Michel Bauwens: Peer-to-Peer, the Commons, and the Next Civilization

Michel Bauwens: Peer-to-Peer, the Commons, and the Next Civilization

Some conversations help you zoom out—and then somehow bring you back down to earth with more clarity. This one is exactly that.

Mickelle sits down with Michel Bauwens, founder of the P2P Foundation, to explore what happens when the dominant systems we’ve inherited—markets and nation-states—start failing to match the world we’re actually living in. Michel’s work has long tracked a core shift: the internet didn’t just connect us socially, it enabled something historically new—translocal self-organization. People coordinating across borders in real time, building shared resources, and creating value outside the usual institutional gatekeeping.

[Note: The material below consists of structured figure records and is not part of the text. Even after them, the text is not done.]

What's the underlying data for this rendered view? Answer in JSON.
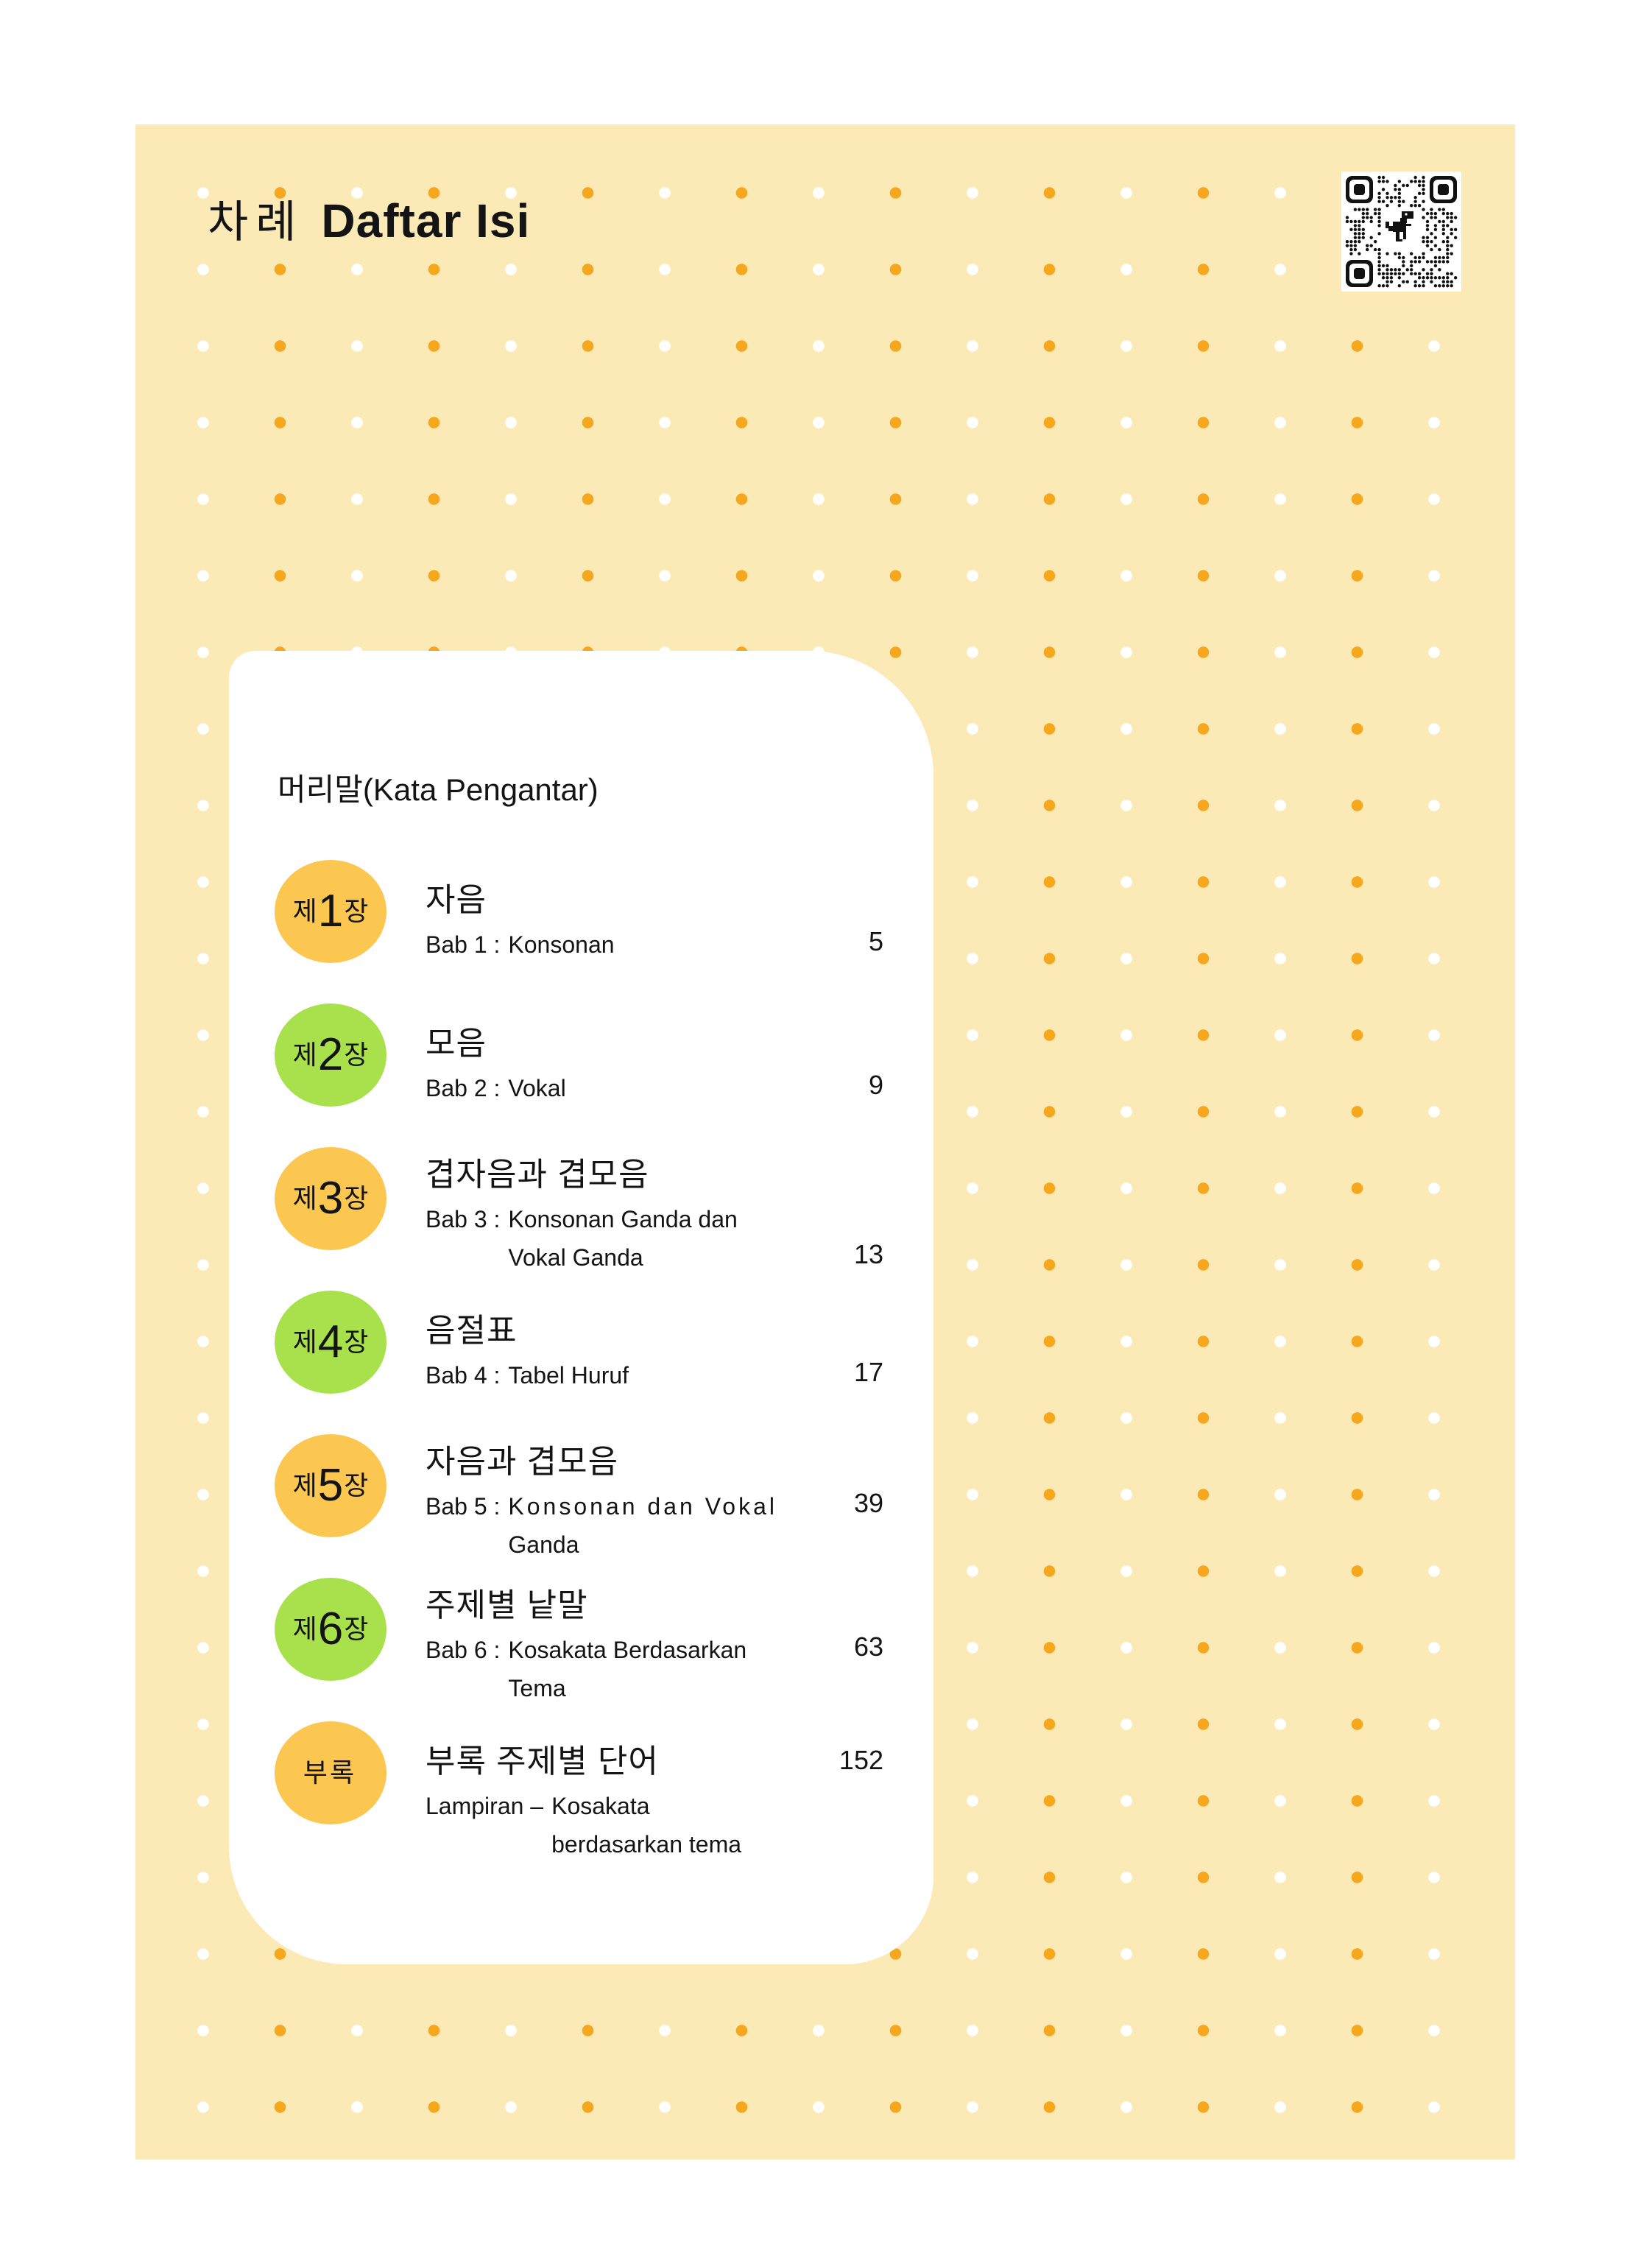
{
  "header": {
    "title_ko": "차례",
    "title_id": "Daftar Isi"
  },
  "qr": {
    "icon": "qr-code-with-dino-icon"
  },
  "preface": {
    "label": "머리말(Kata Pengantar)"
  },
  "toc": {
    "entries": [
      {
        "badge_pre": "제",
        "badge_num": "1",
        "badge_suf": "장",
        "title": "자음",
        "sub_prefix": "Bab 1 :",
        "sub_line1": "Konsonan",
        "sub_line2": "",
        "page": "5"
      },
      {
        "badge_pre": "제",
        "badge_num": "2",
        "badge_suf": "장",
        "title": "모음",
        "sub_prefix": "Bab 2 :",
        "sub_line1": "Vokal",
        "sub_line2": "",
        "page": "9"
      },
      {
        "badge_pre": "제",
        "badge_num": "3",
        "badge_suf": "장",
        "title": "겹자음과 겹모음",
        "sub_prefix": "Bab 3 :",
        "sub_line1": "Konsonan Ganda dan",
        "sub_line2": "Vokal Ganda",
        "page": "13"
      },
      {
        "badge_pre": "제",
        "badge_num": "4",
        "badge_suf": "장",
        "title": "음절표",
        "sub_prefix": "Bab 4 :",
        "sub_line1": "Tabel Huruf",
        "sub_line2": "",
        "page": "17"
      },
      {
        "badge_pre": "제",
        "badge_num": "5",
        "badge_suf": "장",
        "title": "자음과 겹모음",
        "sub_prefix": "Bab 5 :",
        "sub_line1": "Konsonan dan Vokal",
        "sub_line2": "Ganda",
        "page": "39"
      },
      {
        "badge_pre": "제",
        "badge_num": "6",
        "badge_suf": "장",
        "title": "주제별 낱말",
        "sub_prefix": "Bab 6 :",
        "sub_line1": "Kosakata Berdasarkan",
        "sub_line2": "Tema",
        "page": "63"
      },
      {
        "badge_pre": "부록",
        "badge_num": "",
        "badge_suf": "",
        "title": "부록 주제별 단어",
        "sub_prefix": "Lampiran –",
        "sub_line1": "Kosakata",
        "sub_line2": "berdasarkan tema",
        "page": "152"
      }
    ]
  },
  "colors": {
    "background_yellow": "#FCEAB6",
    "dot_orange": "#F5A71D",
    "dot_white": "#FFFFFF",
    "circle_orange": "#FBC751",
    "circle_green": "#A8E14C",
    "card_white": "#FFFFFF",
    "text_black": "#141414",
    "qr_black": "#111111"
  }
}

For Peregrines—people living between worlds—this lands in a very real place. Because life abroad reveals the mismatch clearly: your body lives locally (visas, school systems, healthcare, community needs), but your mind, work, relationships, and networks often live globally. Michel offers a framework that names this reality and gives it structure: cosmo-local—keep what’s heavy grounded and local, and let what’s light (knowledge, code, design, learning) move freely and be shared.

But this isn’t techno-utopian. A central thread of the conversation is that technology without relational infrastructure doesn’t hold. Crypto and DAOs experimented with coordination and “trustless” systems, but humans don’t actually thrive without belonging, culture, and solidarity—especially once families, illness, aging, and real life enter the picture. The episode becomes a meditation on what it means to build systems that are not only efficient, but human.

In this episode

  • Why “more market vs. more state” is an outdated debate and why Michel believes a third force is emerging
  • The shift from commodity value to contributory value (open source, commons-based production, and DAOs as new coordination tools)
  • Cosmo-local as a practical worldview: localize what’s resource-heavy; share what’s knowledge-based
  • Belonging as infrastructure: modern systems create atomization and new networks must heal it
  • Power, dominance, and difference: why equality doesn’t mean sameness, and why context matters
  • AI’s double edge: a powerful synthesis engine, and potentially an interface for understanding ecological needs

The big idea: a “third force” is forming

Michel frames this moment as a civilizational transition, not just a political cycle. Markets and states have been competing for centuries, but he argues neither has been able to deliver true regeneration at scale. Meanwhile, open source communities and commons-based ecosystems are already demonstrating another logic: value emerges through contribution.

In a contributory system, people coordinate around shared purpose, visible needs, and voluntary participation—then markets become derivative of the commons, not the center of everything. It’s a reversal that quietly changes how we think about work, status, ownership, and sustainability.

Why this matters to life abroad (and to House of Peregrine)

Mickelle brings the conversation into lived experience: global mobility creates a “missing middle layer.” The internet is too vast, and local meetups often aren’t sturdy enough to become culture. Yet internationally mobile people—especially those settled abroad—need something more nourishing: a way to exchange value, build projects, and create continuity across places.

Michel names the deeper need underneath all of it: repairing atomization. Civilization scaled us beyond the tribe, but it came with a cost—loneliness, disconnection, and systems that don’t feel like they were built for humans with real lives. The work ahead is building networks that can hold both freedom and responsibility—connection and structure.

Cosmo-local: a blueprint for a new world order

Michel breaks cosmo-local down as more than a vibe, it’s a practical way to organize society:

  • Relocalization: our current global supply chains are ecologically incompatible with long-term survival
  • Bioregionalism: regenerative systems work in complementary clusters (food, energy, housing, transport)
  • The national layer still matters: history, culture, and governance don’t disappear—but can support bioregional resilience
  • Cosmo-local guilds: people doing similar work globally learning from each other in real time (permaculture with permaculture, builders with builders, caregivers with caregivers)

This is the architecture of a world where knowledge travels, but life is rooted.

A grounded view of AI

Michel closes with a perspective on AI that’s refreshingly specific. He sees two major uses:

  1. A universal synthesizing machine—helping humans process the overwhelm of our own information production.
  2. An interface with nature—tools that can help make the “more-than-human” world legible: the needs of ecosystems, species, and the living systems we depend on.

Not domination. Not replacement. But relationship—if we choose it.


About the guest: Michel Bauwens

Michel Bauwens is the founder of the P2P Foundation, an observatory and advocacy hub dedicated to peer-to-peer dynamics, commons-based production, and emerging models of value and governance. He has spent decades tracking how humans self-organize—especially in moments when old institutions strain and new systems begin to form beneath the surface.